Elle dépose l’attestation de son voisin, qui l’aurait secourue, ayant entendu ses cris. Elle communique également des éléments d’ordre médical. Est encore jointe une déclaration d’un représentant de son employeur à qui l’intéressée a demandé en septembre 2015 de déclarer l’accident de 2013.

Une contestation est intervenue avec l’assureur-loi, au motif qu’il n’existerait pas de preuve des faits.

L’intéressée a, en fin de compte, introduit une requête contradictoire (article 1034 C.J.) devant le tribunal du travail le 7 avril 2016.

La décision du tribunal

Le tribunal effectue un long rappel des principes, parmi lesquels il aborde les effets du retard mis à rentrer la déclaration d’accident. Le fait que celle-ci soit rentrée tardivement n’est pas sanctionné comme tel par la loi. Il appartient cependant toujours au juge d’apprécier la valeur de la preuve présentée par la victime et, dans ce cadre, un retard inexpliqué peut être apprécié à l’encontre de celle-ci, même si le travailleur qui a tenté de dominer son mal afin de poursuivre ses prestations n’a fait valoir l’accident que plus tard, lorsque la lésion est apparue sérieusement.

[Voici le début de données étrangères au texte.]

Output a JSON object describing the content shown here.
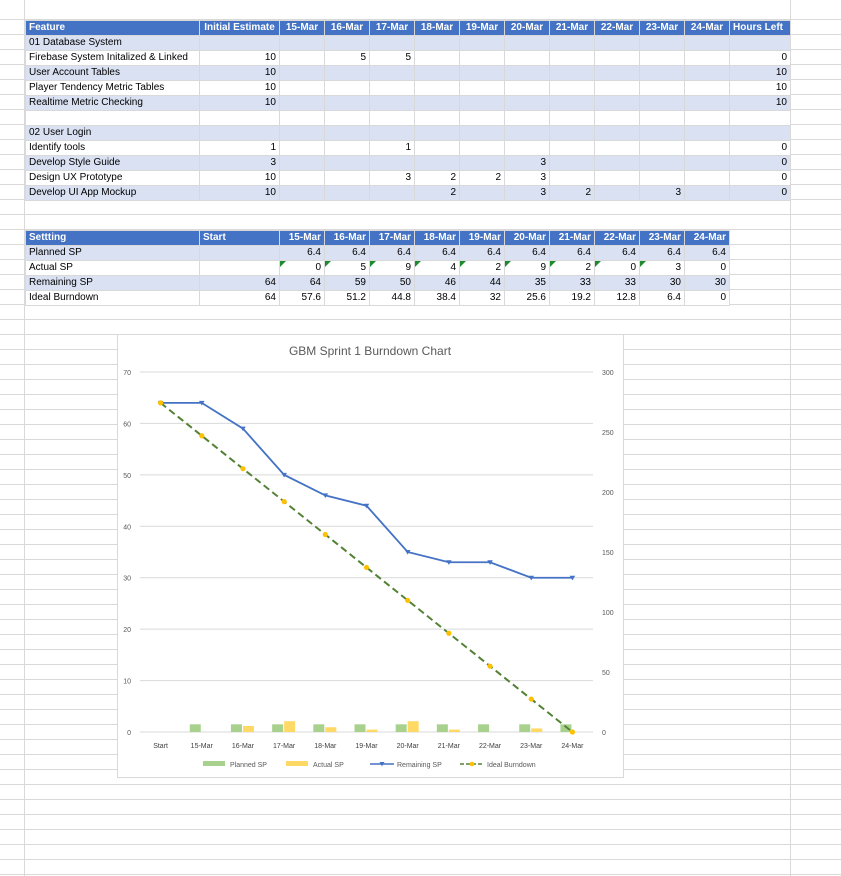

Le tribunal revient également sur les éléments constitutifs de l’accident et les exigences de preuve.

C’est cependant la question de la prescription qui va l’amener à rejeter la demande.

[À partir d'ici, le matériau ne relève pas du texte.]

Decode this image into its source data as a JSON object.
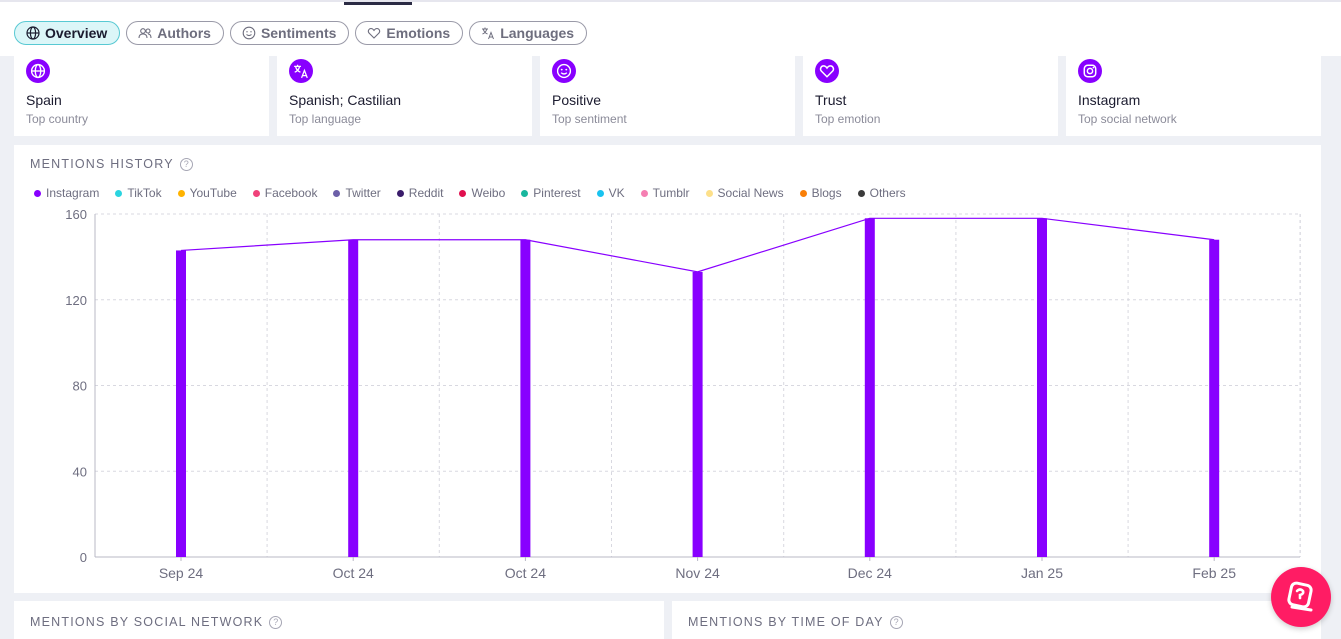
{
  "tabs": [
    {
      "label": "Overview",
      "icon": "globe-icon",
      "active": true
    },
    {
      "label": "Authors",
      "icon": "users-icon"
    },
    {
      "label": "Sentiments",
      "icon": "smile-icon"
    },
    {
      "label": "Emotions",
      "icon": "heart-icon"
    },
    {
      "label": "Languages",
      "icon": "translate-icon"
    }
  ],
  "cards": [
    {
      "value": "Spain",
      "label": "Top country",
      "icon": "globe-icon"
    },
    {
      "value": "Spanish; Castilian",
      "label": "Top language",
      "icon": "translate-icon"
    },
    {
      "value": "Positive",
      "label": "Top sentiment",
      "icon": "smile-icon"
    },
    {
      "value": "Trust",
      "label": "Top emotion",
      "icon": "heart-icon"
    },
    {
      "value": "Instagram",
      "label": "Top social network",
      "icon": "instagram-icon"
    }
  ],
  "history": {
    "title": "MENTIONS HISTORY",
    "legend": [
      {
        "name": "Instagram",
        "color": "#8800ff"
      },
      {
        "name": "TikTok",
        "color": "#2ad4e0"
      },
      {
        "name": "YouTube",
        "color": "#ffb300"
      },
      {
        "name": "Facebook",
        "color": "#f0427a"
      },
      {
        "name": "Twitter",
        "color": "#6c5fa8"
      },
      {
        "name": "Reddit",
        "color": "#3a1c6b"
      },
      {
        "name": "Weibo",
        "color": "#e0104f"
      },
      {
        "name": "Pinterest",
        "color": "#18b79e"
      },
      {
        "name": "VK",
        "color": "#19c3f0"
      },
      {
        "name": "Tumblr",
        "color": "#f57fb2"
      },
      {
        "name": "Social News",
        "color": "#fde08a"
      },
      {
        "name": "Blogs",
        "color": "#f97f07"
      },
      {
        "name": "Others",
        "color": "#3b3b3b"
      }
    ]
  },
  "chart_data": {
    "type": "bar",
    "categories": [
      "Sep 24",
      "Oct 24",
      "Oct 24",
      "Nov 24",
      "Dec 24",
      "Jan 25",
      "Feb 25"
    ],
    "series": [
      {
        "name": "Instagram",
        "values": [
          143,
          148,
          148,
          133,
          158,
          158,
          148
        ],
        "color": "#8800ff"
      }
    ],
    "line_overlay": true,
    "ylim": [
      0,
      160
    ],
    "yticks": [
      "0",
      "40",
      "80",
      "120",
      "160"
    ],
    "grid": true,
    "legend_position": "top-left"
  },
  "social_panel": {
    "title": "MENTIONS BY SOCIAL NETWORK"
  },
  "time_panel": {
    "title": "MENTIONS BY TIME OF DAY"
  },
  "help_mark": "?",
  "fab": {
    "icon": "chat-help-icon"
  }
}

En vertu de l’article 69 de la loi du 10 avril 1971, l’action en paiement des indemnités se prescrit en effet par trois ans.

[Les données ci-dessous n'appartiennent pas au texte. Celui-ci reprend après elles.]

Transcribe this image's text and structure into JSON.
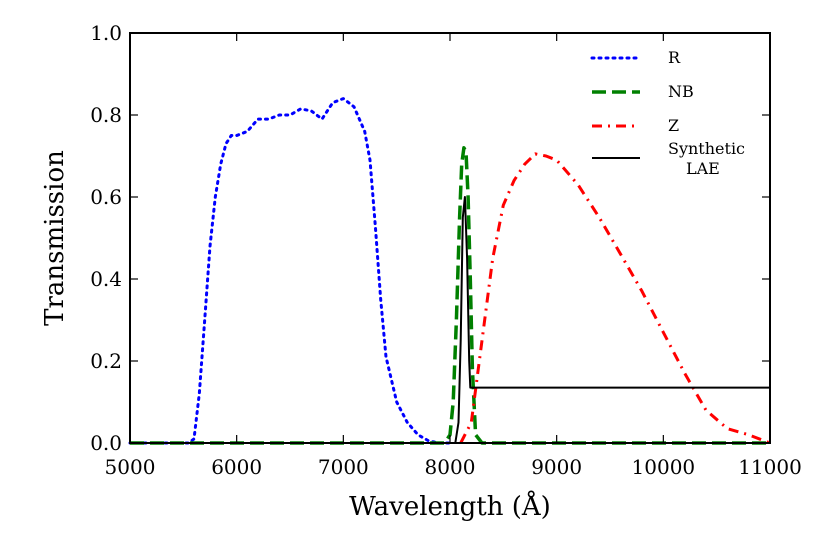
{
  "chart_data": {
    "type": "line",
    "title": "",
    "xlabel": "Wavelength (Å)",
    "ylabel": "Transmission",
    "xlim": [
      5000,
      11000
    ],
    "ylim": [
      0,
      1.0
    ],
    "x_ticks": [
      5000,
      6000,
      7000,
      8000,
      9000,
      10000,
      11000
    ],
    "x_tick_labels": [
      "5000",
      "6000",
      "7000",
      "8000",
      "9000",
      "10000",
      "11000"
    ],
    "y_ticks": [
      0.0,
      0.2,
      0.4,
      0.6,
      0.8,
      1.0
    ],
    "y_tick_labels": [
      "0.0",
      "0.2",
      "0.4",
      "0.6",
      "0.8",
      "1.0"
    ],
    "grid": false,
    "legend_position": "top-right",
    "series": [
      {
        "name": "R",
        "color": "#0000ff",
        "style": "dotted",
        "x": [
          5000,
          5550,
          5600,
          5650,
          5700,
          5750,
          5800,
          5850,
          5900,
          5950,
          6000,
          6100,
          6200,
          6300,
          6400,
          6500,
          6600,
          6700,
          6800,
          6900,
          7000,
          7050,
          7100,
          7200,
          7250,
          7300,
          7350,
          7400,
          7500,
          7600,
          7700,
          7800,
          7900,
          8000
        ],
        "y": [
          0.0,
          0.0,
          0.01,
          0.12,
          0.3,
          0.48,
          0.6,
          0.68,
          0.73,
          0.75,
          0.75,
          0.76,
          0.79,
          0.79,
          0.8,
          0.8,
          0.815,
          0.81,
          0.79,
          0.83,
          0.84,
          0.83,
          0.82,
          0.76,
          0.69,
          0.53,
          0.35,
          0.21,
          0.1,
          0.05,
          0.02,
          0.005,
          0.0,
          0.0
        ]
      },
      {
        "name": "NB",
        "color": "#008000",
        "style": "dashed",
        "x": [
          5000,
          7950,
          8000,
          8030,
          8060,
          8090,
          8110,
          8130,
          8150,
          8170,
          8190,
          8210,
          8240,
          8300,
          11000
        ],
        "y": [
          0.0,
          0.0,
          0.02,
          0.1,
          0.3,
          0.55,
          0.68,
          0.72,
          0.71,
          0.6,
          0.4,
          0.18,
          0.02,
          0.0,
          0.0
        ]
      },
      {
        "name": "Z",
        "color": "#ff0000",
        "style": "dashdot",
        "x": [
          8100,
          8200,
          8300,
          8400,
          8500,
          8600,
          8700,
          8800,
          8900,
          9000,
          9200,
          9400,
          9600,
          9800,
          10000,
          10200,
          10400,
          10600,
          10800,
          11000
        ],
        "y": [
          0.0,
          0.05,
          0.25,
          0.45,
          0.58,
          0.64,
          0.68,
          0.705,
          0.7,
          0.69,
          0.63,
          0.55,
          0.46,
          0.37,
          0.27,
          0.17,
          0.08,
          0.035,
          0.02,
          0.0
        ]
      },
      {
        "name": "Synthetic\nLAE",
        "color": "#000000",
        "style": "solid",
        "x": [
          5000,
          8050,
          8080,
          8100,
          8120,
          8140,
          8160,
          8180,
          8190,
          8200,
          11000
        ],
        "y": [
          0.0,
          0.0,
          0.05,
          0.25,
          0.55,
          0.6,
          0.45,
          0.2,
          0.135,
          0.135,
          0.135
        ]
      }
    ]
  }
}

La Cour de cassation a précisé que ce moment prend cours au moment où naît pour la victime le droit à la réparation.

En l’espèce, l’intéressée fait valoir que le début de sa période d’incapacité de travail était le 9 avril 2013. Le tribunal ne suit pas la demanderesse, qui retient donc comme point de départ de la prescription le début de période d’I.T.T. En effet, elle a consulté son médecin le 4 avril et celui-ci a d’ailleurs fait état d’une incapacité à partir du 8 avril. Du 1er au 5 avril, l’intéressée était en congé et n’a pas demandé à être couverte par un certificat médical. Dès lors que le médecin a été consulté le 4 avril, il a dû constater l’incapacité existant ce jour, le tribunal précisant qu’il ne pouvait constater celle-ci anticipativement. La date du 9 avril (ou du 8) constitue dès lors une date de prise de cours administrative de l’incapacité, eu égard aux mentions reprises par le médecin dans son certificat.

La requête ayant été déposée le 7 avril 2013, la demande s’avère dès lors prescrite.

Surabondamment, le tribunal examine encore le fond et constate ici également que la demande ne peut être accueillie, d’abord parce qu’au moment des faits tel que précisé par la demanderesse (7h15 du matin), elle n’a pas encore débuté sa prestation de travail (celle-ci démarrant à 8h30) et que des examens médicaux et interventions ont été pratiqués déjà au mois d’avril. Pour le tribunal, il est incompréhensible d’avoir attendu plus de deux ans pour déclarer l’accident. Le tribunal fait encore grief à la demanderesse d’un manque de précision dans le temps quant à la survenance des faits.

Intérêt de la décision

C’est sur la question de la prescription que le jugement mérite d’être retenu, vu qu’il renvoie au point de départ du délai de prescription de la demande en justice.

S’il est généralement admis que ce point de départ est l’accident lui-même, la Cour de cassation a rappelé dans son arrêt du 16 mars 2015 (S.12.0102.F) que le délai de l’article 69, alinéa 1er, L.A.T., prend cours au moment où naît pour la victime le droit à la réparation et que la naissance de ce droit ne dépend pas de la décision de l’entreprise d’assurances reconnaissant ou déniant à l’accident le caractère d’un accident du travail ou accordant ou refusant à la victime une indemnité à laquelle elle prétend avoir droit. En l’occurrence, la décision de l’assureur-loi n’avait pas repris plusieurs des mentions obligatoires de l’arrêté royal du 24 novembre 1997 qui a exécuté la Charte de l’assuré social dans le secteur des accidents du travail et, pour la cour du travail, le délai de prescription n’avait pas pu courir. La Cour de cassation a cassé cette décision. Le pourvoi avait fait valoir qu’un délai de prescription n’est pas un délai de recours au sens de la Charte.

Enfin, le jugement renvoie également à la doctrine récente sur la question (L. VAN GOSSUM, N. SIMAR et M. STRONGYLOS, « Les accidents du travail », Larcier, 2013, pp. 19 et suivantes).